Noutro apartado, este docente universitário refere-se à liquidação dos restos do Império Português, vai diretamente para o golpe de Estado de 25 de abril de 1974, segue-se a Lei n.º 7/77, de 27 de julho, onde se reconheceu o direito dos povos à autodeterminação, seguem-se as medidas de concretização da descolonização, e depois de uma forma vaga e genérica fazem-se referências ao abandono dos restos do Império e a quem interferiu no processo descolonizador. Não há uma só referência aos acontecimentos associados à luta armada e à sua evolução nem a escalada armamentista na Guiné e em Moçambique, parece que o Império Português foi liquidado por obra dos diplomatas.
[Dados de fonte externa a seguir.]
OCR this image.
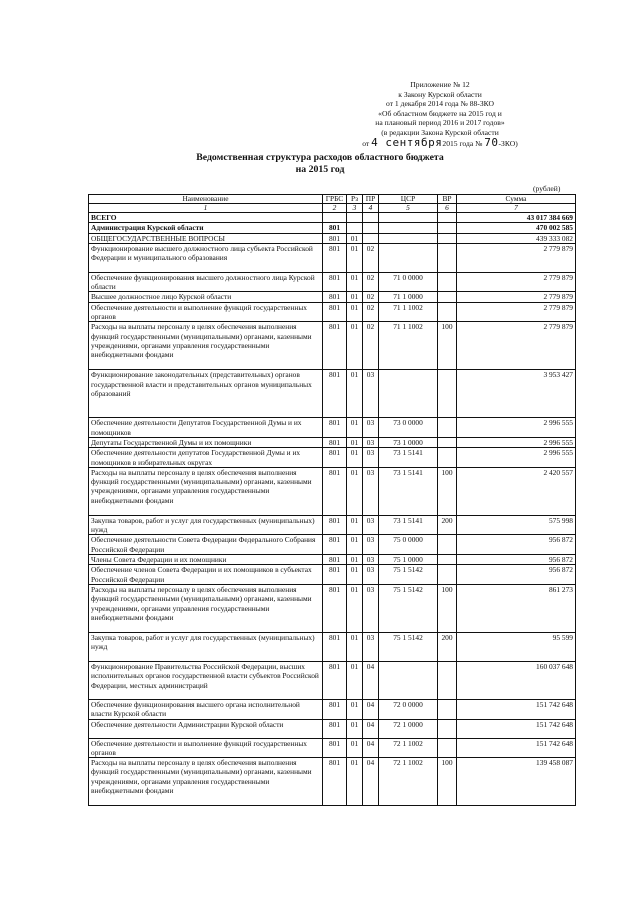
Приложение № 12
к Закону Курской области
от 1 декабря 2014 года № 88-ЗКО
«Об областном бюджете на 2015 год и
на плановый период 2016 и 2017 годов»
(в редакции Закона Курской области
от 4 сентября2015 года № 70-ЗКО)
Ведомственная структура расходов областного бюджета
на 2015 год
(рублей)
Наименование	ГРБС	Рз	ПР	ЦСР	ВР	Сумма
1	2	3	4	5	6	7
ВСЕГО						43 017 384 669
Администрация Курской области	801					470 002 585
ОБЩЕГОСУДАРСТВЕННЫЕ ВОПРОСЫ	801	01				439 333 082
Функционирование высшего должностного лица субъекта Российской Федерации и муниципального образования	801	01	02			2 779 879
Обеспечение функционирования высшего должностного лица Курской области	801	01	02	71 0 0000		2 779 879
Высшее должностное лицо Курской области	801	01	02	71 1 0000		2 779 879
Обеспечение деятельности и выполнение функций государственных органов	801	01	02	71 1 1002		2 779 879
Расходы на выплаты персоналу в целях обеспечения выполнения функций государственными (муниципальными) органами, казенными учреждениями, органами управления государственными внебюджетными фондами	801	01	02	71 1 1002	100	2 779 879
Функционирование законодательных (представительных) органов государственной власти и представительных органов муниципальных образований	801	01	03			3 953 427
Обеспечение деятельности Депутатов Государственной Думы и их помощников	801	01	03	73 0 0000		2 996 555
Депутаты Государственной Думы и их помощники	801	01	03	73 1 0000		2 996 555
Обеспечение деятельности депутатов Государственной Думы и их помощников в избирательных округах	801	01	03	73 1 5141		2 996 555
Расходы на выплаты персоналу в целях обеспечения выполнения функций государственными (муниципальными) органами, казенными учреждениями, органами управления государственными внебюджетными фондами	801	01	03	73 1 5141	100	2 420 557
Закупка товаров, работ и услуг для государственных (муниципальных) нужд	801	01	03	73 1 5141	200	575 998
Обеспечение деятельности Совета Федерации Федерального Собрания Российской Федерации	801	01	03	75 0 0000		956 872
Члены Совета Федерации и их помощники	801	01	03	75 1 0000		956 872
Обеспечение членов Совета Федерации и их помощников в субъектах Российской Федерации	801	01	03	75 1 5142		956 872
Расходы на выплаты персоналу в целях обеспечения выполнения функций государственными (муниципальными) органами, казенными учреждениями, органами управления государственными внебюджетными фондами	801	01	03	75 1 5142	100	861 273
Закупка товаров, работ и услуг для государственных (муниципальных) нужд	801	01	03	75 1 5142	200	95 599
Функционирование Правительства Российской Федерации, высших исполнительных органов государственной власти субъектов Российской Федерации, местных администраций	801	01	04			160 037 648
Обеспечение функционирования высшего органа исполнительной власти Курской области	801	01	04	72 0 0000		151 742 648
Обеспечение деятельности Администрации Курской области	801	01	04	72 1 0000		151 742 648
Обеспечение деятельности и выполнение функций государственных органов	801	01	04	72 1 1002		151 742 648
Расходы на выплаты персоналу в целях обеспечения выполнения функций государственными (муниципальными) органами, казенными учреждениями, органами управления государственными внебюджетными фондами	801	01	04	72 1 1002	100	139 458 087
Num aparato pretensamente neutral fala-se dos partidos políticos portugueses associados a essa descolonização e a seguir desanca-se no Governo de Marcello Caetano, sempre falando em “alguns autores”:
“Foi o principal impulsionador da destruição total do Império Português. A sua Administração impressionou-se com as dificuldades inerentes à conjuntura, e (desprezando os seus compromissos, a vontade da Nação, e as orientações coerentes e constantes de Salazar) suprimiu as disposições constitucionais que apresentavam como motivo para a defesa do Império Português o cumprimento da missão nacional”. Como o docente se põe atrás de alguns autores, desta vez cita Adriano Moreira, dizendo que para este, a política de Marcello Caetano destruiu os motivos para defender as colónias portuguesas. E vale a pena concluir com este arrazoado do autor:
“Quando Marcello Caetano decidiu opor-se claramente à independência política das colónias portuguesas, não conseguiu evitar o desastre”. É invocado que Jorge Jardim se reuniu com os emissários do Governo da Zâmbia, que o General Spínola escreveu o livro
“Portugal e o Futuro” e, desta vez, citando Franco Nogueira acrescenta que tudo se arruinou e desmoronou. Referiu-se atrás que o autor é escandalosamente parcial na bibliografia que apresenta. Bastava que ele tivesse lido o que se escreveu sobre as conversações com o PAIGC, as reuniões em Roma com o MPLA, o que Marcello Caetano propôs a Santos e Castro para a independência unilateral de Angola e ficar-se-ia com a ideia correta que no final do regime Marcello Caetano não se opunha à independência política das colónias portuguesas, tentava desesperadamente garantir independências brancas em Angola e Moçambique, não havia quaisquer ilusões de que a Guiné era um Estado independente, um processo irreversível.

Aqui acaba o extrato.